Rien de plus agaçant que quelqu’un qui vous parle mais ne cesse de vérifier du coin de l’œil si la jolie fille de la table d’à côté l’entend bien briller. Jacques-Henri Michot est injuste, il supplie le lecteur de ne pas le laisser seul, mais l’abandonne au beau milieu des paragraphes dès qu’il a mieux à faire. Le meilleur exemple de ce mépris du lecteur, pas nécessairement au sens de surplomb, mais plutôt de négligence, se trouve à la page 334. La nuit du 31 décembre, Jacques-Henri Michot regarde Körkalen, de Sjöström à la télévision. Il ne résiste pas au plaisir de partager la dernière scène :



« il murmure quelques mots qui apparaissent sur l’écran après quoi il baisse la tête et ces mots sont :



Gud, lat min själ fa komma till mognad, innan den skall skördas !



je ne les traduirai pas »



De fait, il ne les traduit pas. Et c’est agaçant. Comme peuvent agacer les jeux typographiques au fil du texte, gras, italique, taille de police, mise en page, tout change sans correspondance lisible.

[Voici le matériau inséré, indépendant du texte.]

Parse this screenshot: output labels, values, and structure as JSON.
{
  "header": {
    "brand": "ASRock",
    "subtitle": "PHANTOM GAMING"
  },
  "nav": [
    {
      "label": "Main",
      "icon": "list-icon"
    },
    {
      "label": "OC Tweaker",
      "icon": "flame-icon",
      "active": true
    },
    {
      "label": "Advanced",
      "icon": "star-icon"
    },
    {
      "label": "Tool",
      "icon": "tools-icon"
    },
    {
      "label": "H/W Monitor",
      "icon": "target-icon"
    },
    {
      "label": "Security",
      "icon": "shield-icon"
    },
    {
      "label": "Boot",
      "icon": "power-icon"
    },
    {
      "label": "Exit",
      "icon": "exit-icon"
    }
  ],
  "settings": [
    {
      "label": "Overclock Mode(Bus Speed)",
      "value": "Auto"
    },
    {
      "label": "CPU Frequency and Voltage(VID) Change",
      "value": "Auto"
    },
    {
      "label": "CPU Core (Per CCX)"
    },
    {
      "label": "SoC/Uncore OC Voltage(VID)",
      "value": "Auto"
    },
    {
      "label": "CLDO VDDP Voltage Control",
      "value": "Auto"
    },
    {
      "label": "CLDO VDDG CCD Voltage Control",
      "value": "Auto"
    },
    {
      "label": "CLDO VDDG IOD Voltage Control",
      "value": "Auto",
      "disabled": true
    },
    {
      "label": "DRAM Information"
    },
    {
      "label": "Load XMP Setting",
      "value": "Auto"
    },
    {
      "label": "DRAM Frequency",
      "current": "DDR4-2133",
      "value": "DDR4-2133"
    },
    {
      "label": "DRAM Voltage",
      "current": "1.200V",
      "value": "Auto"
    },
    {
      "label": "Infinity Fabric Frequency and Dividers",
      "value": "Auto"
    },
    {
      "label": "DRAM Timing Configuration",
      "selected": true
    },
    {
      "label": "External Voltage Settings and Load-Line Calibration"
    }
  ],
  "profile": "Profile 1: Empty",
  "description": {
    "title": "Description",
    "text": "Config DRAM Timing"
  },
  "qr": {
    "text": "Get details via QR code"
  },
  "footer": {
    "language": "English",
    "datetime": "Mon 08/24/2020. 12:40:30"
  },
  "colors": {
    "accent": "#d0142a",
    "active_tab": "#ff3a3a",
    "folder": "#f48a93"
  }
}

La petite police est celle, pudique, des chuchotements à l’aimée – qui n’en sont que plus visibles – mais elle peut aussi servir à une citation ou à la description d’un morceau de musique, qui quelques pages plus tôt aurait été deux fois plus grande, en gras, ou en italique, peu importe.



L’incommunicabilité est là, et c’est plus triste, même lorsque Jacques-Henri Michot se soucie enfin de son lecteur et qu’il tente sincèrement de partager quelque chose avec lui : les longues descriptions de morceaux de musique laissent de marbre, parce qu’il ne cherche pas à en faire de la littérature, mais à restituer le morceau, avec la froideur d’une partition ; les listes de noms qu’il substitue, pour laisser une trace, aux chiffres anonymes des dépêches ( « 72 enfants palestiniens tués en 2008 ») finissent par ressembler à ces monuments aux morts, sur les places de village, sur lesquelles le regard glisse sans s’arrêter; le sommet de l’incommunicable étant la description laborieuse d’un dessin de Quino, l’auteur de Mafalda, qui l’a fait éclater de rire. Il rit seul. Rien ne passe : les histoires d’oignon n’ont jamais fait pleurer personne.



Pour conclure sur les larmes, justement, il se dégage de Comme un fracas une vraie tristesse : celle d’un homme « seul dans son terrier » qui voit la mort approcher, celle de la permanence de la barbarie, de la Commune à Guantanamo, celle de cet amour dont il comprend à mi-journal qu’il ne lui sera jamais rendu, mais avant tout celle de l’incommunicabilité. En refermant le journal on sait que Jacques-Henri Michot nous a parlé, parfois, et qu’on ne l’a pas vraiment entendu. C’est triste.